UPDATE: I found a solution. See my Answer below.
My Question
How can I optimize this query to minimize my downtime? I need to update over 50 schemas with the number of tickets ranging from 100,000 to 2 million. Is it advisable to attempt to set all fields in tickets_extra at the same time? I feel that there is a solution here that I'm just not seeing. Ive been banging my head against this problem for over a day.
Also, I initially tried without using a sub SELECT, but the performance was much worse than what I currently have.
Background
I'm trying to optimize my database for a report that needs to be run. The fields I need to aggregate on are very expensive to calculate, so I am denormalizing my existing schema a bit to accommodate this report. Note that I simplified the tickets table quite a bit by removing a few dozen irrelevant columns.
My report will be aggregating ticket counts by Manager When Created and Manager When Resolved. This complicated relationship is diagrammed here:
(source: mosso.com)
To avoid the half dozen nasty joins required to calculate this on-the-fly I've added the following table to my schema:
mysql> show create table tickets_extra\G
*************************** 1. row ***************************
Table: tickets_extra
Create Table: CREATE TABLE `tickets_extra` (
`ticket_id` int(11) NOT NULL,
`manager_created` int(11) DEFAULT NULL,
`manager_resolved` int(11) DEFAULT NULL,
PRIMARY KEY (`ticket_id`),
KEY `manager_created` (`manager_created`,`manager_resolved`),
KEY `manager_resolved` (`manager_resolved`,`manager_created`)

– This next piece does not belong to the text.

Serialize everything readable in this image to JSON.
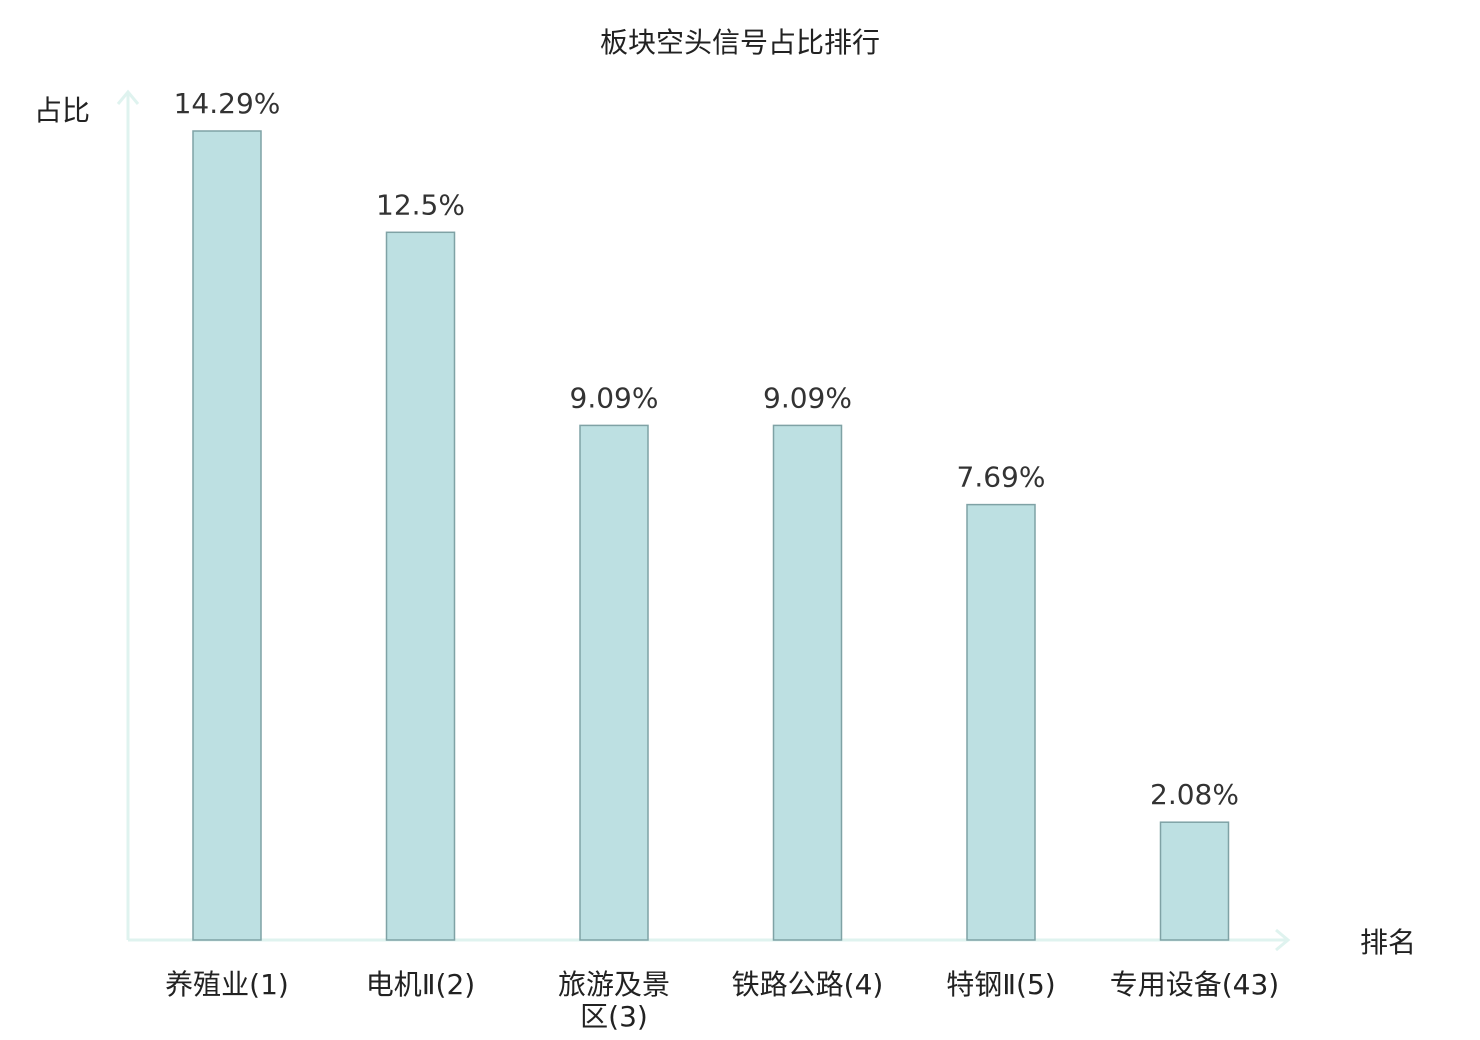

) ENGINE=MyISAM DEFAULT CHARSET=utf8
1 row in set (0.00 sec)
The problem now is, I haven't been storing this data anywhere. The manager was always calculated dynamically. I have millions of tickets across several databases with the same schema that need to have this table populated. I want to do this in as efficient a way as possible, but have been unsuccessful in optimizing the queries I'm using to do so:
INSERT INTO tickets_extra (ticket_id, manager_created)
SELECT
t.id,
su.user_id
FROM (
SELECT
t.id,
shift_times.shift_id AS shift_id
FROM tickets t
JOIN shifts ON t.shop_id = shifts.shop_id
JOIN shift_times ON (shifts.id = shift_times.shift_id
AND shift_times.dow = DAYOFWEEK(t.created)

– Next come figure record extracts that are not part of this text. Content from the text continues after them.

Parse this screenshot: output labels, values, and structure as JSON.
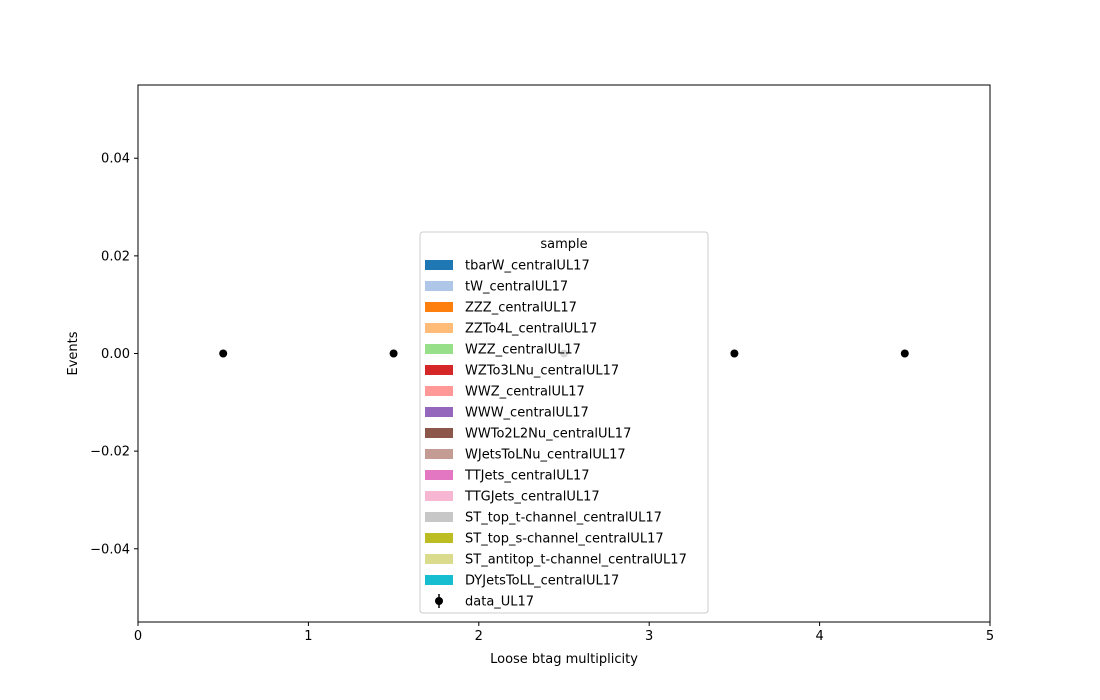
{
  "chart_data": {
    "type": "scatter",
    "title": "",
    "xlabel": "Loose btag multiplicity",
    "ylabel": "Events",
    "xlim": [
      0,
      5
    ],
    "ylim": [
      -0.055,
      0.055
    ],
    "xticks": [
      0,
      1,
      2,
      3,
      4,
      5
    ],
    "xtick_labels": [
      "0",
      "1",
      "2",
      "3",
      "4",
      "5"
    ],
    "yticks": [
      0.04,
      0.02,
      0.0,
      -0.02,
      -0.04
    ],
    "ytick_labels": [
      "0.04",
      "0.02",
      "0.00",
      "−0.02",
      "−0.04"
    ],
    "grid": false,
    "legend": {
      "title": "sample",
      "placement": "center-bottom",
      "stack_entries": [
        {
          "label": "tbarW_centralUL17",
          "color": "#1f77b4"
        },
        {
          "label": "tW_centralUL17",
          "color": "#aec7e8"
        },
        {
          "label": "ZZZ_centralUL17",
          "color": "#ff7f0e"
        },
        {
          "label": "ZZTo4L_centralUL17",
          "color": "#ffbb78"
        },
        {
          "label": "WZZ_centralUL17",
          "color": "#98df8a"
        },
        {
          "label": "WZTo3LNu_centralUL17",
          "color": "#d62728"
        },
        {
          "label": "WWZ_centralUL17",
          "color": "#ff9896"
        },
        {
          "label": "WWW_centralUL17",
          "color": "#9467bd"
        },
        {
          "label": "WWTo2L2Nu_centralUL17",
          "color": "#8c564b"
        },
        {
          "label": "WJetsToLNu_centralUL17",
          "color": "#c49c94"
        },
        {
          "label": "TTJets_centralUL17",
          "color": "#e377c2"
        },
        {
          "label": "TTGJets_centralUL17",
          "color": "#f7b6d2"
        },
        {
          "label": "ST_top_t-channel_centralUL17",
          "color": "#c7c7c7"
        },
        {
          "label": "ST_top_s-channel_centralUL17",
          "color": "#bcbd22"
        },
        {
          "label": "ST_antitop_t-channel_centralUL17",
          "color": "#dbdb8d"
        },
        {
          "label": "DYJetsToLL_centralUL17",
          "color": "#17becf"
        }
      ],
      "data_entry": {
        "label": "data_UL17",
        "color": "#000000"
      }
    },
    "series": [
      {
        "name": "data_UL17",
        "color": "#000000",
        "x": [
          0.5,
          1.5,
          2.5,
          3.5,
          4.5
        ],
        "y": [
          0,
          0,
          0,
          0,
          0
        ]
      }
    ]
  }
}
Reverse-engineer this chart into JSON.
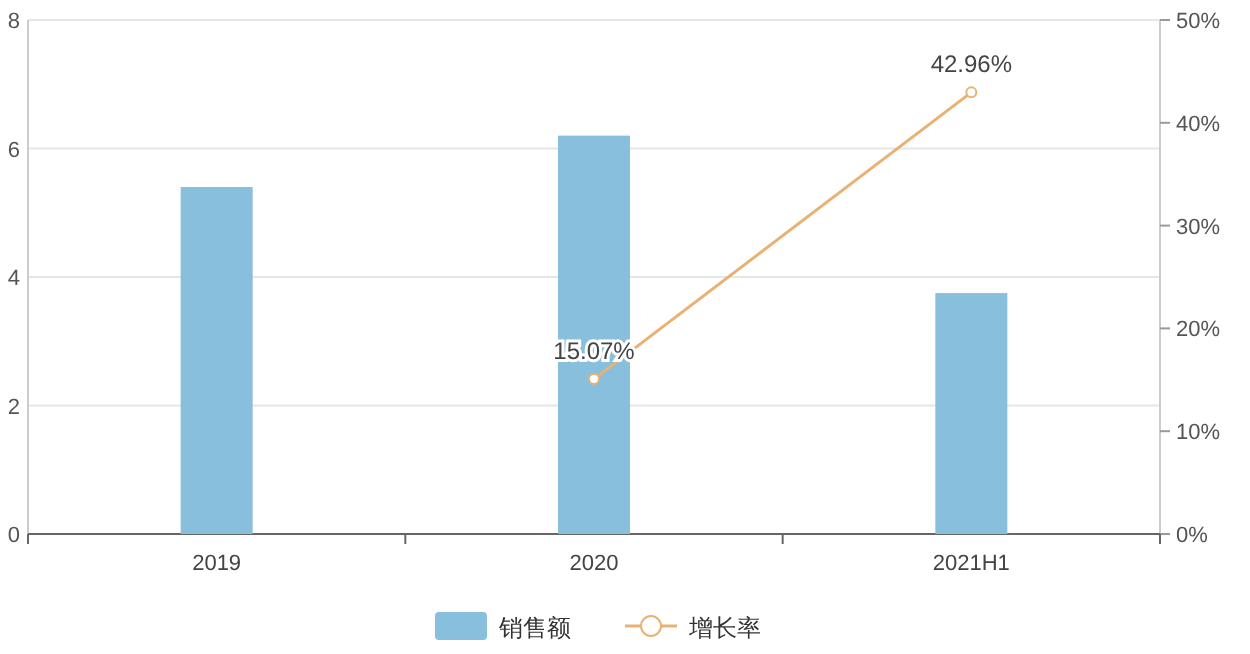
{
  "chart_data": {
    "type": "bar",
    "categories": [
      "2019",
      "2020",
      "2021H1"
    ],
    "series": [
      {
        "name": "销售额",
        "color": "#88bfdc",
        "values": [
          5.4,
          6.2,
          3.75
        ]
      },
      {
        "name": "增长率",
        "type": "line",
        "axis": "y2",
        "color": "#e8b274",
        "marker": "circle",
        "values": [
          null,
          15.07,
          42.96
        ],
        "value_labels": [
          null,
          "15.07%",
          "42.96%"
        ]
      }
    ],
    "ylim": [
      0,
      8
    ],
    "yticks": [
      0,
      2,
      4,
      6,
      8
    ],
    "y2lim": [
      0,
      50
    ],
    "y2ticks": [
      {
        "value": 0,
        "label": "0%"
      },
      {
        "value": 10,
        "label": "10%"
      },
      {
        "value": 20,
        "label": "20%"
      },
      {
        "value": 30,
        "label": "30%"
      },
      {
        "value": 40,
        "label": "40%"
      },
      {
        "value": 50,
        "label": "50%"
      }
    ],
    "grid": "y",
    "legend": "bottom"
  }
}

AND TIME(t.created) BETWEEN shift_times.start AND shift_times.end)
) t
LEFT JOIN shifts_users su ON t.shift_id = su.shift_id
LEFT JOIN shift_positions ON su.shift_position_id = shift_positions.id
WHERE shift_positions.level = 1
This query takes over an hour to run on a schema that has > 1.7 million tickets. This is unacceptable for the maintenance window I have. Also, it doesn't even handle calculating the manager_resolved field, as attempting to combine that into the same query pushes the query time into the stratosphere. My current inclination is to keep them separate, and use an UPDATE to populate the manager_resolved field, but I'm not sure.
Finally, here is the EXPLAIN output of the SELECT portion of that query:
*************************** 1. row ***************************
id: 1
select_type: PRIMARY
table: <derived2>
type: ALL
possible_keys: NULL
key: NULL
key_len: NULL
ref: NULL
rows: 167661
Extra:
*************************** 2. row ***************************
id: 1
select_type: PRIMARY
table: su
type: ref
possible_keys: shift_id_fk_idx,shift_position_id_fk_idx
key: shift_id_fk_idx
key_len: 4
ref: t.shift_id
rows: 5
Extra: Using where
*************************** 3. row ***************************
id: 1
select_type: PRIMARY
table: shift_positions
type: ALL
possible_keys: PRIMARY
key: NULL
key_len: NULL
ref: NULL
rows: 6
Extra: Using where; Using join buffer
*************************** 4. row ***************************
id: 2
select_type: DERIVED
table: t
type: ALL
possible_keys: fk_tickets_shop_id
key: NULL
key_len: NULL
ref: NULL
rows: 173825
Extra:
*************************** 5. row ***************************
id: 2
select_type: DERIVED
table: shifts
type: ref
possible_keys: PRIMARY,shop_id_fk_idx
key: shop_id_fk_idx
key_len: 4
ref: dev_acmc.t.shop_id
rows: 1
Extra:
*************************** 6. row ***************************
id: 2
select_type: DERIVED
table: shift_times
type: ref
possible_keys: shift_id_fk_idx
key: shift_id_fk_idx
key_len: 4
ref: dev_acmc.shifts.id
rows: 4
Extra: Using where
6 rows in set (6.30 sec)
Thank you so much for reading!